People have a tendency to overestimate unlikely scenarios and underestimate more common ones. This necessitates that probability and human perception must be integrated in risk management and in planning government programs. The chair's research work, particularly that on the perception of the risk of terrorism, has already aroused the interest of Health Canada and other Canadian ministries, as well as groups on the international stage.

Lemyre points to the example of mad cow disease.

“Society could handle one sick cow, but that's not what caused the economy to sag or what brought about such serious consequences for farmers. People are not only reacting to one cow, but to a threat. This has to be incorporated into our management plans.”

This is how government agencies and communities have to develop resources to improve social support, to give people a sense of control and knowledge of resources available for facing adversity.

There is greater study of population health as a whole, especially in Canada. This is contributing to a new vision of health that goes well beyond illness and is more directed at the development of the individual and the community.

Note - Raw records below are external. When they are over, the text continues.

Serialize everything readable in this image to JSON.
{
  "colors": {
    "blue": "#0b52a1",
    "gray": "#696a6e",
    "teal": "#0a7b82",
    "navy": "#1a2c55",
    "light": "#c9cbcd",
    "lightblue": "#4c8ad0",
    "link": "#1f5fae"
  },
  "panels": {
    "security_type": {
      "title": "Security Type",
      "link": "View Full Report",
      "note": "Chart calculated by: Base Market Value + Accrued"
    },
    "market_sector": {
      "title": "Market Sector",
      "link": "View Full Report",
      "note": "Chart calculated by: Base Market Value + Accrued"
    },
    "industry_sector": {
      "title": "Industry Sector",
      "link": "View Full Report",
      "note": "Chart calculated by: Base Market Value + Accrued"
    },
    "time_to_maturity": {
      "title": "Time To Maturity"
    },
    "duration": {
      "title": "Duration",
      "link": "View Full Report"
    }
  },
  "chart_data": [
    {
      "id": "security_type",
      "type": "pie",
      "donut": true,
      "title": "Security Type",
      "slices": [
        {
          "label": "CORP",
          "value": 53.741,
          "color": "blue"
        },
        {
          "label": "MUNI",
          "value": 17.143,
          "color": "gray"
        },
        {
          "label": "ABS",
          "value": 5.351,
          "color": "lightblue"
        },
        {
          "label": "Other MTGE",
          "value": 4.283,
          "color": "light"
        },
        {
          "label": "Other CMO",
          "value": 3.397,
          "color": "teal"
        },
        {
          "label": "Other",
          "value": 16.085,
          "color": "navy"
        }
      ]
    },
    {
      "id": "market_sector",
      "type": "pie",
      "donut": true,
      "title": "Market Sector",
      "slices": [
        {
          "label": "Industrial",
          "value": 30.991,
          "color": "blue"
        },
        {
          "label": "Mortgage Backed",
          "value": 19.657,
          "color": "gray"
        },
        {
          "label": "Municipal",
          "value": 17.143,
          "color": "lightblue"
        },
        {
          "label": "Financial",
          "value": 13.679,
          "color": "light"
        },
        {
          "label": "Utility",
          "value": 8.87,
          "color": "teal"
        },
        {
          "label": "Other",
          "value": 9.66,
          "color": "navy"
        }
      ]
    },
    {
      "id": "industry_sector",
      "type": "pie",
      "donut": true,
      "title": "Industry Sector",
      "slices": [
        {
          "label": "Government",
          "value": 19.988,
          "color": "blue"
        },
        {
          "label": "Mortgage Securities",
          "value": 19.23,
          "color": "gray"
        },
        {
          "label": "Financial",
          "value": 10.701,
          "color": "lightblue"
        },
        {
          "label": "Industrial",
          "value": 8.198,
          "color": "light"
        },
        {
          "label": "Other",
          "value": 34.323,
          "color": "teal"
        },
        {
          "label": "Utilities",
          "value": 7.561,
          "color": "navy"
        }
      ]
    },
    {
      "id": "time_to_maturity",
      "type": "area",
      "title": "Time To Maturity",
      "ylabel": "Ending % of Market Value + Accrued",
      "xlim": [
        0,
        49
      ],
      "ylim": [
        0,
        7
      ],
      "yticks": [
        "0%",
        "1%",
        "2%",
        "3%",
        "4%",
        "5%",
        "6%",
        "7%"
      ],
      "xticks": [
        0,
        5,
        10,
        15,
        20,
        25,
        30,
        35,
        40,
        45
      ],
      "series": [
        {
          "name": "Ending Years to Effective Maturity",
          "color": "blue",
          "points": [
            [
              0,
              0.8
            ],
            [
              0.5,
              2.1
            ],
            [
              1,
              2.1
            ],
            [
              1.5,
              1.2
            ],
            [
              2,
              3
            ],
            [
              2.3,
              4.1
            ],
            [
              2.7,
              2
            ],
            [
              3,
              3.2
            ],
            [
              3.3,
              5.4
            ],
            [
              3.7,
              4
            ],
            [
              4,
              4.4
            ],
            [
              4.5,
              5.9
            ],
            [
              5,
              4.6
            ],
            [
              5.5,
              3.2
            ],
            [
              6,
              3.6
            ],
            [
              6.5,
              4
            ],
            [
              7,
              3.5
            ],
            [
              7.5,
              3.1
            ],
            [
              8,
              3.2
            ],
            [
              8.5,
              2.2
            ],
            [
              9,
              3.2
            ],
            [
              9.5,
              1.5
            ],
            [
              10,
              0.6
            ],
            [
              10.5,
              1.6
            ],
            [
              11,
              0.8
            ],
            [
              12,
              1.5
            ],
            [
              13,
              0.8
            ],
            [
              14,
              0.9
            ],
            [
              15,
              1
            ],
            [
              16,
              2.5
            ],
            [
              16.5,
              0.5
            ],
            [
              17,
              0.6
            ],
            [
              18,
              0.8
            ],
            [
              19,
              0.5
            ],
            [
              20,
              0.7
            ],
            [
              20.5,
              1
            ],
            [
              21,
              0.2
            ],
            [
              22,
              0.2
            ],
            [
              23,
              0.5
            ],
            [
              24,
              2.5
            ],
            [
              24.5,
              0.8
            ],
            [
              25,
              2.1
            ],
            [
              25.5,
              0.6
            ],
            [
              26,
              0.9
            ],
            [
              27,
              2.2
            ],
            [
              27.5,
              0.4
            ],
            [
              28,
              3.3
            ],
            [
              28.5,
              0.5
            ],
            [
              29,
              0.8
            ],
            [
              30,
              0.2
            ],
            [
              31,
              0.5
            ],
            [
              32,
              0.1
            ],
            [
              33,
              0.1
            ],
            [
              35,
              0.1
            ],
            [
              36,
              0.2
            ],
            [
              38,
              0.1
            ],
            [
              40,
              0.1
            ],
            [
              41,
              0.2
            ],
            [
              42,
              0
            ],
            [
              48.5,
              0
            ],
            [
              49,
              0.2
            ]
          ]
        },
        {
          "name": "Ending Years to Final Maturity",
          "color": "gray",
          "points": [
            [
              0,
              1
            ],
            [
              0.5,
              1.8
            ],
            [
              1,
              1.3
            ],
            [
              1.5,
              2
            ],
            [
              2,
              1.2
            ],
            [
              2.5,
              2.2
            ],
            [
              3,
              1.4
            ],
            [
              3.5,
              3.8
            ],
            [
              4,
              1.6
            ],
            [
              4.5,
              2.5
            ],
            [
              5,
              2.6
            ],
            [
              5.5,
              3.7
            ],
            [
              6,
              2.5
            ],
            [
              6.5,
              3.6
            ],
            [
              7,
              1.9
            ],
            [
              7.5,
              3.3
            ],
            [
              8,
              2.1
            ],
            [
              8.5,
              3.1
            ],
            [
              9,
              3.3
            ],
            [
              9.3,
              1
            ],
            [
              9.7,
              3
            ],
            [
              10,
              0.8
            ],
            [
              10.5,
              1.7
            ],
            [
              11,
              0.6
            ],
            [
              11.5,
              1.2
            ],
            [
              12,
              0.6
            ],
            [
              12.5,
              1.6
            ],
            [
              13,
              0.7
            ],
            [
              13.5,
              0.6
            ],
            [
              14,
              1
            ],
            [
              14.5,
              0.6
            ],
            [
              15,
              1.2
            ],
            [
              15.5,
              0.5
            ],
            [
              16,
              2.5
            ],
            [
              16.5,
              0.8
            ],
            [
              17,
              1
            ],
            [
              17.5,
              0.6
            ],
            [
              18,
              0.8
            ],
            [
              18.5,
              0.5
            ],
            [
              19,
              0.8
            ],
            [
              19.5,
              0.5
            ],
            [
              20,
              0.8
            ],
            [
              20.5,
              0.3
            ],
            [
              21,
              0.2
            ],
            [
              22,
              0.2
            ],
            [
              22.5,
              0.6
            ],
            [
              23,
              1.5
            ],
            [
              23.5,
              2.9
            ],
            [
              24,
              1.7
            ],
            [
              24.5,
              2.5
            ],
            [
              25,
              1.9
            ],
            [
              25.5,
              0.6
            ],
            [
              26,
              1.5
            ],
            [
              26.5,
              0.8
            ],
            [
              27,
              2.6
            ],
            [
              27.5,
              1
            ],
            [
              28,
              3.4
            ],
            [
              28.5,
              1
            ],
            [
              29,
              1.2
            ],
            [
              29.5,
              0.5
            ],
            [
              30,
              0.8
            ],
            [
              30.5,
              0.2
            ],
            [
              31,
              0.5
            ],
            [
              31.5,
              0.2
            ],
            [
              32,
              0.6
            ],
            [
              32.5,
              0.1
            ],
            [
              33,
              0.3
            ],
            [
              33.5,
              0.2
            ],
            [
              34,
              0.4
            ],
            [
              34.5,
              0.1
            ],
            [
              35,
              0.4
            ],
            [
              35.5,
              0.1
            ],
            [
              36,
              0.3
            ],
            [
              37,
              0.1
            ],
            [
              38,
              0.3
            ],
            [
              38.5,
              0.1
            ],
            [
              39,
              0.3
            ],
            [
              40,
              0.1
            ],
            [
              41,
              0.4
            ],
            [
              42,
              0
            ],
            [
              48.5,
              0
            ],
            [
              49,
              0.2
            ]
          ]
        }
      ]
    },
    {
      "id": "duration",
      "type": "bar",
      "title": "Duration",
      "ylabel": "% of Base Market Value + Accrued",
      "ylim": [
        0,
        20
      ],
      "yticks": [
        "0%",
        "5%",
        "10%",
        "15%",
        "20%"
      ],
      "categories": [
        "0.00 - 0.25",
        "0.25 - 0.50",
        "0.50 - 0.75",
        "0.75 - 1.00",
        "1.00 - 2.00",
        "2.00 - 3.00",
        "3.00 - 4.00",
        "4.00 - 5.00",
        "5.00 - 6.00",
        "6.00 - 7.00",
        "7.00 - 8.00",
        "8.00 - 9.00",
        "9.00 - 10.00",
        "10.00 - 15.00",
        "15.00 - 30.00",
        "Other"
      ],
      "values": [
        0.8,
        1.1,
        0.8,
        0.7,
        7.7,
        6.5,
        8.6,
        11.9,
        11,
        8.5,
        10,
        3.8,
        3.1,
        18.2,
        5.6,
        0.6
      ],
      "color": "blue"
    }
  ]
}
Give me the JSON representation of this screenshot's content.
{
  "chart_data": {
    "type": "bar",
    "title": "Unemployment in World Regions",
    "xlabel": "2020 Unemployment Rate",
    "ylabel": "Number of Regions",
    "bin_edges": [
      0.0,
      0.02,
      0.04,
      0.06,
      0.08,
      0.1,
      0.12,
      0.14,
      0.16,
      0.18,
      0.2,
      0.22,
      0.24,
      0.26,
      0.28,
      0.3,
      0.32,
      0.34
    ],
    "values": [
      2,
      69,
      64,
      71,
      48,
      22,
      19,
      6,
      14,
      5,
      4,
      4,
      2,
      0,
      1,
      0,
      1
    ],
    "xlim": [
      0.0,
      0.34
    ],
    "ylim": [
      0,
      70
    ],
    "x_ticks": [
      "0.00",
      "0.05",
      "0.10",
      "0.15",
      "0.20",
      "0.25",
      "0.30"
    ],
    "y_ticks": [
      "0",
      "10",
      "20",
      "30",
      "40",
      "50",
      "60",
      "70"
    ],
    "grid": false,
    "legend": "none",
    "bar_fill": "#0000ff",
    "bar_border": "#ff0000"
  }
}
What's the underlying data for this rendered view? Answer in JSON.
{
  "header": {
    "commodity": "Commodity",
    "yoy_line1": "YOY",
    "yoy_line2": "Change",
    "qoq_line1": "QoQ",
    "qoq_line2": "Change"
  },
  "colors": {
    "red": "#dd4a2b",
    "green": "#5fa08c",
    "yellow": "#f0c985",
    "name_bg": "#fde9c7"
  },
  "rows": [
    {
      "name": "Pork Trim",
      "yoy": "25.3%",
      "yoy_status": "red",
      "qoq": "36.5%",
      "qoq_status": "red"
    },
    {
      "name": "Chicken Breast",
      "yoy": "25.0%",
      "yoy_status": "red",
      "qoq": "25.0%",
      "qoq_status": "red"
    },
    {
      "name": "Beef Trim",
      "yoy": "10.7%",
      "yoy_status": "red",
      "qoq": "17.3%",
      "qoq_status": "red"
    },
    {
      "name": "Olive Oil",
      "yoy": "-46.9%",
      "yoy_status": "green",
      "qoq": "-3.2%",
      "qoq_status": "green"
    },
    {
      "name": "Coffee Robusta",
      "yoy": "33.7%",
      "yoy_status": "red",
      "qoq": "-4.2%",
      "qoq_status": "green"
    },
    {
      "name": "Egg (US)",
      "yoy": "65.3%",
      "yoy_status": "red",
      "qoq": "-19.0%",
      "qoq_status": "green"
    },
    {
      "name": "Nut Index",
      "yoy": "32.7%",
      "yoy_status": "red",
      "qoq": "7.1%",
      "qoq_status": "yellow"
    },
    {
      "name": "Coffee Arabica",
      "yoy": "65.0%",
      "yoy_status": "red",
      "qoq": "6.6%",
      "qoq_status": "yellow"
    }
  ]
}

The R. Samuel McLaughlin Chair in Psychosocial Aspects of Risk and Health, which is part of the University of Ottawa's Institute of Population Health (IPH), is a multi-faculty, interdisciplinary chair. The University of Ottawa distinguishes itself on the Canadian scene by giving priority to interdisciplinarity, an approach Lemyre wholeheartedly embraces.

“The key objective is the integration of knowledge and methods of questioning. And in order to integrate social and psychosocial factors into our understanding of health phenomena, when it comes to research facilities, we have to put a stop to isolation and unite our forces.”